Impiss Rugby head coach, Emmanuel Katuntu. Photo credit/ Kawowo sports
“If you asked why the results are not coming, I don’t know what to tell you,” Impis Rugby Club head coach Emmanuel Katuntu says when quizzed.
It is a slow Tuesday evening characterised by slow Kampala traffic, grumbling grey skies and an impending downpour that didn’t fall until later that night. We are sitting on the second level of the red-painted steps behind the uprights at The Graveyard (Makerere University’s Rugby Ground) watching, on the near side, his team goes through a gruelling session with S&C coach Arnold Mataze, and on the far end, his next opponent in six days, Rams RUFC, running through their structure.
The men’s premier league is making the final bend towards the climax of the 2022 season and Impis currently lie at the bottom of the table, winless with 6 points – two from the draw against Buffaloes plus four losing bonus points against Rhinos, Black Pirates, Warriors, and Rams – from 12 matches played.
Katuntu cannot pinpoint exactly why wins have eluded him and his charges this season, especially in matches against opponents he feels they surely deserved to win.
“A bit of luck here and there like [against] Buffaloes, decision making… [pauses to think deeply] which are things we say we are going to fix but in the end, the decision-makers are on the pitch. When you send them with instructions and they don’t execute them, then you also can’t evaluate yourself. When they execute, it works.”
DURING THE BUFFALOES MATCH, There were multiple opportunities where Impis turned away possession easily due to the wrong decision on the interpretation of the laws of the game. And on a day when the ball was unplayable due to the wet Kyadondo surface and the kickers had woken up on the wrong side of the bed, luck was not on their side either despite playing with a man-advantage at some point. Three of their tries were cancelled – one for a forward pass leading up to the touchdown and two for “held up” calls by centre referee Gonzaga Mayanja – and the game ended 14-all.
But Katuntu has an idea of what has placed them in this undesirable situation, one that has stuck from three years ago when the team returned to top-flight rugby after a season down under in the championship.
I think it is just a team that is in a difficult period of transition. When I look at it, myself, I feel like the team is still struggling to break that duck of being the underdog and I think they enjoy it. Because, when you are in a phase for long, you get too used to it that something besides that seems wrong, or you’re not prepared for it.
“You’ve watched very many of our games and you see that this team is in control but at a certain point, they feel like ‘but no this is not where we are supposed to be. We are supposed to be chasing the game.‘ So when you have control in a game and you give it away, you will lose the game.”
He cites examples of matches he describes as the ones that got away. Buffaloes, Mongers, Warriors, Rams, and even the first-round cracker away against Black Pirates.
“The game against Mongers here (at The Graveyard). These are games I feel we should be winning. You’re leading at halftime, it’s 05-03. Then you go into the second half and you’re like ‘I think this is not what we are supposed to be doing,‘ so you give that one away.
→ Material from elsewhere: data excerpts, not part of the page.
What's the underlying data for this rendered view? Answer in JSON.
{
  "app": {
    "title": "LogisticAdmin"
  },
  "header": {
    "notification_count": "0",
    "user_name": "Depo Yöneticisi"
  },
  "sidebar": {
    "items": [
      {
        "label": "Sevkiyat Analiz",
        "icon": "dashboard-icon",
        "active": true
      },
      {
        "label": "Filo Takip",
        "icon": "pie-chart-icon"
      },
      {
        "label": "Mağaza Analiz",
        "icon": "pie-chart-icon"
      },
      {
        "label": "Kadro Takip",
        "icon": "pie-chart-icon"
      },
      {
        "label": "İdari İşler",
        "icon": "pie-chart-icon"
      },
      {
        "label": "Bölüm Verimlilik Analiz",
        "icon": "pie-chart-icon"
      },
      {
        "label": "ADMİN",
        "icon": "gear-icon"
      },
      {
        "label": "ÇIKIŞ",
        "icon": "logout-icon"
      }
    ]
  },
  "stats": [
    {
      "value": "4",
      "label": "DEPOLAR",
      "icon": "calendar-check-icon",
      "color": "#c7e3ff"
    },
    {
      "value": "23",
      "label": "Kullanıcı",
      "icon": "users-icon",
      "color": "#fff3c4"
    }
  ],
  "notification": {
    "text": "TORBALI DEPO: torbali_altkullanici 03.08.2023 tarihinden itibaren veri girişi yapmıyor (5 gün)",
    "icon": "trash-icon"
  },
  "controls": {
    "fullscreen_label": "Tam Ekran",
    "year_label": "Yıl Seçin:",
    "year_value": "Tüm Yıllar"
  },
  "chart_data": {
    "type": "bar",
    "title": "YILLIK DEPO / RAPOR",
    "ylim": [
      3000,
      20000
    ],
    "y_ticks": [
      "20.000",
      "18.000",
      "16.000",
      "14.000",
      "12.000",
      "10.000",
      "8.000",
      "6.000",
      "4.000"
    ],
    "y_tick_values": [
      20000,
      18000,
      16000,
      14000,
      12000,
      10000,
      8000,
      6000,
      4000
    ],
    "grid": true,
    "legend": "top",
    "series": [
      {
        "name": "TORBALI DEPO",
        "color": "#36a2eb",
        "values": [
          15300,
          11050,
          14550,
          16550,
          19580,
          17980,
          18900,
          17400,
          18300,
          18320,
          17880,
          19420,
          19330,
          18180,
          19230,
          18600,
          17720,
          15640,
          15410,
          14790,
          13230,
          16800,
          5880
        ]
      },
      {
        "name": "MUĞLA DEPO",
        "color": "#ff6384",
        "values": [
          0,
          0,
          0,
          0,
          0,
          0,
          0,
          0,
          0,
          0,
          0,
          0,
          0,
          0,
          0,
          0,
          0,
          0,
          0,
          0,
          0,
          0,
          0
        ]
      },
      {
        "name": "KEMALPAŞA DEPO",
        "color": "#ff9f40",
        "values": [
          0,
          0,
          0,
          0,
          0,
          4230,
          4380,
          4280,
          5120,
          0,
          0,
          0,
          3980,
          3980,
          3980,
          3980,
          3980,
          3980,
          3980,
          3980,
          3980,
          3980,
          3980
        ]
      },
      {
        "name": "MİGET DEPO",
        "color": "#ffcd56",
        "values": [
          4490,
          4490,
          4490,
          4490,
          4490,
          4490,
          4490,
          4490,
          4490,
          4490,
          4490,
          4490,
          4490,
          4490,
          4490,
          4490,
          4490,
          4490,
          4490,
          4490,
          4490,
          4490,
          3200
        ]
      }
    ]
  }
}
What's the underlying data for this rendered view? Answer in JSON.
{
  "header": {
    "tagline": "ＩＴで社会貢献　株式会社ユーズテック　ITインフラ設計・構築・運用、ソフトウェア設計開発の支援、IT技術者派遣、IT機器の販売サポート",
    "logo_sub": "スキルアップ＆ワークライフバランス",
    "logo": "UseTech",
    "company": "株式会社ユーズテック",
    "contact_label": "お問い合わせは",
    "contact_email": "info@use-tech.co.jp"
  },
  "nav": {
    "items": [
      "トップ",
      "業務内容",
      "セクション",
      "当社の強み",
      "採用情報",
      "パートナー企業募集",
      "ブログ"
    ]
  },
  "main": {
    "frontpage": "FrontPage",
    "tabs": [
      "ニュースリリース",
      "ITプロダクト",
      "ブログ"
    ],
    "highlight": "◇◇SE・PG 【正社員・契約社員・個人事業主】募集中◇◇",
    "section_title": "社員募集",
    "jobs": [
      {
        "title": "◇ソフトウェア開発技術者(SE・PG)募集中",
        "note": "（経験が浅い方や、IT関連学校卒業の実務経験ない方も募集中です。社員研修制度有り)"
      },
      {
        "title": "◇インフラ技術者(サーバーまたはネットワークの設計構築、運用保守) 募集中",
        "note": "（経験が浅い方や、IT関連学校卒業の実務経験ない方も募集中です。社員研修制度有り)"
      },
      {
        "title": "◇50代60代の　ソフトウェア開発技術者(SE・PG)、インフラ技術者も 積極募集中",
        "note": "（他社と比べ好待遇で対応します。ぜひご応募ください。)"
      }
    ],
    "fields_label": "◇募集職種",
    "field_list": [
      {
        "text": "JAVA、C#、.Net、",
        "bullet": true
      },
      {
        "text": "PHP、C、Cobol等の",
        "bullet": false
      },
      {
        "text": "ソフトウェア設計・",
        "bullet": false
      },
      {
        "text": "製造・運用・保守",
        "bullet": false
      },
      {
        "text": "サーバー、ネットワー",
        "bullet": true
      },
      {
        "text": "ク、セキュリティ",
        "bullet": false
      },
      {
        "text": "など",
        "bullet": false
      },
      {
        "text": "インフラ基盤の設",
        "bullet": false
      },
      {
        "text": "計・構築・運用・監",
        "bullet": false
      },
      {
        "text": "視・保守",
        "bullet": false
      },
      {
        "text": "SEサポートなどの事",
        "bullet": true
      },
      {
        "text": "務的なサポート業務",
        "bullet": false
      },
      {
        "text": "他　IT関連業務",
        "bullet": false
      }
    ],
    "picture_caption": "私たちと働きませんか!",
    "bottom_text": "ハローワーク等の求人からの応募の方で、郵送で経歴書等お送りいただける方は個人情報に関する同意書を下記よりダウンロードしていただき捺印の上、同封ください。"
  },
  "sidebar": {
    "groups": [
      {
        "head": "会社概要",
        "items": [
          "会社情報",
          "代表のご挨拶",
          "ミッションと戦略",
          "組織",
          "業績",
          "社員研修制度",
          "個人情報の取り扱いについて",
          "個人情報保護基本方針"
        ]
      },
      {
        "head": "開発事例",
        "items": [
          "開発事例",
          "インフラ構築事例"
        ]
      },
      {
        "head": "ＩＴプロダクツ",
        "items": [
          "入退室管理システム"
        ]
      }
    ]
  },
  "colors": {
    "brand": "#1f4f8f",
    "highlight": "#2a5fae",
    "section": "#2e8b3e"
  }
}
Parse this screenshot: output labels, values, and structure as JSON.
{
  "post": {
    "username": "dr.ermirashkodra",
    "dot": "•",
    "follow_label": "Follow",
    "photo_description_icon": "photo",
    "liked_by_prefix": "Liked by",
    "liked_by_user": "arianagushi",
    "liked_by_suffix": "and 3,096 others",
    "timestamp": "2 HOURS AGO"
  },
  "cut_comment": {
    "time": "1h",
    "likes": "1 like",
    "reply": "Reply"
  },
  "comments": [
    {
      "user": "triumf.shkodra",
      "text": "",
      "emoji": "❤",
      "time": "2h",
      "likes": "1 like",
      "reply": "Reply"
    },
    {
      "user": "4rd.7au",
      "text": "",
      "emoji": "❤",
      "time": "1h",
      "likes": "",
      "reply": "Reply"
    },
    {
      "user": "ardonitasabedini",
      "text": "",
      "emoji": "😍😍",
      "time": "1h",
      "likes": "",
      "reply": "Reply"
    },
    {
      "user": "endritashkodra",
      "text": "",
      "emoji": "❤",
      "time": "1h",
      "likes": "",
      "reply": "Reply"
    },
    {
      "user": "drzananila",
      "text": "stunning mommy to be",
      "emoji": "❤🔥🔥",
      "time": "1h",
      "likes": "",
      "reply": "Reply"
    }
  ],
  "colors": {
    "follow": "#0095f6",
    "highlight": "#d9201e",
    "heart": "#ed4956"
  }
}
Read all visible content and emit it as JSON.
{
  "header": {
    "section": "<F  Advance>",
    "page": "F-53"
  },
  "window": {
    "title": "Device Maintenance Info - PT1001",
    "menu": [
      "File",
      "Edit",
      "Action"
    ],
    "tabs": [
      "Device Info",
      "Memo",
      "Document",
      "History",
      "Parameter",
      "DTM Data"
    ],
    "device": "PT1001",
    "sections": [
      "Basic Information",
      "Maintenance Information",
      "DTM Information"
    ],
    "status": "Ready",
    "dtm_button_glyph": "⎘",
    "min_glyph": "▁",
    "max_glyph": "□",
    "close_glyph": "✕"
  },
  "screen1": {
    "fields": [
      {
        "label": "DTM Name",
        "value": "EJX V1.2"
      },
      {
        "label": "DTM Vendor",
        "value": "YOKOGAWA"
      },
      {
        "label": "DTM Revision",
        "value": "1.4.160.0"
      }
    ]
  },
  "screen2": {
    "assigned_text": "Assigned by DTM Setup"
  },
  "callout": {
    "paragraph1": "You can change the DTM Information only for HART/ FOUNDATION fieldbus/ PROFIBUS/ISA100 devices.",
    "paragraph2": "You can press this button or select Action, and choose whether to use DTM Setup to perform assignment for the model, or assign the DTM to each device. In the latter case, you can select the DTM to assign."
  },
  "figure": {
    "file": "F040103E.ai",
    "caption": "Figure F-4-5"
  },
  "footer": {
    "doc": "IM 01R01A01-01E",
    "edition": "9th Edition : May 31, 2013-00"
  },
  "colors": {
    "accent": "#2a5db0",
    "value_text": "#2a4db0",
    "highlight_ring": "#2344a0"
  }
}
Rams, same story. First 20 minutes everything is working. You’ve put the team to the sword, all you’re left with is cutting off the head and it refuses. The other person wrestles the sword away from you and instead cuts your neck off. Same story with Warriors. All those are games that you feel we could win.”
“And, when you watch the game, these guys put their people away in every department – set piece, defence… everything! In terms of discipline, everything is working. But it just doesn’t show at the end of it so yeah and that’s where we are.”
HOWEVER, THAT IS NOT THE CASE every time Impis run onto the pitch. “Rhinos! At least that one I can say they came out of the blocks very quickly and never even gave us a sniff of that control. So that one was very well done by them, and we were struggling to get that control but it failed,” Katuntu says.
It is actually against the top teams that Impis play their best rugby, despite the scores telling a rather different story. In the first round, Kobs posted 46-05 points against them on the opening weekend at Legends, then there was that 15-06 arm wrestle with Black Pirates midweek three weeks later, and also a 29-13 exchange against leaders Heathens two days before Valentine’s Day.
“You see when we play against Heathens for example, or Pirates or Kobs, the boys go all out. They fight. [But] then in the game where you feel they should be winning it…” he is lost for words.
KATUNTU BELIEVES it is a sign of progress and improvement at the Makerere-based club from the days when they flirted regularly with regulation, eventually succumbing to it and finally rising from the ashes like a phoenix.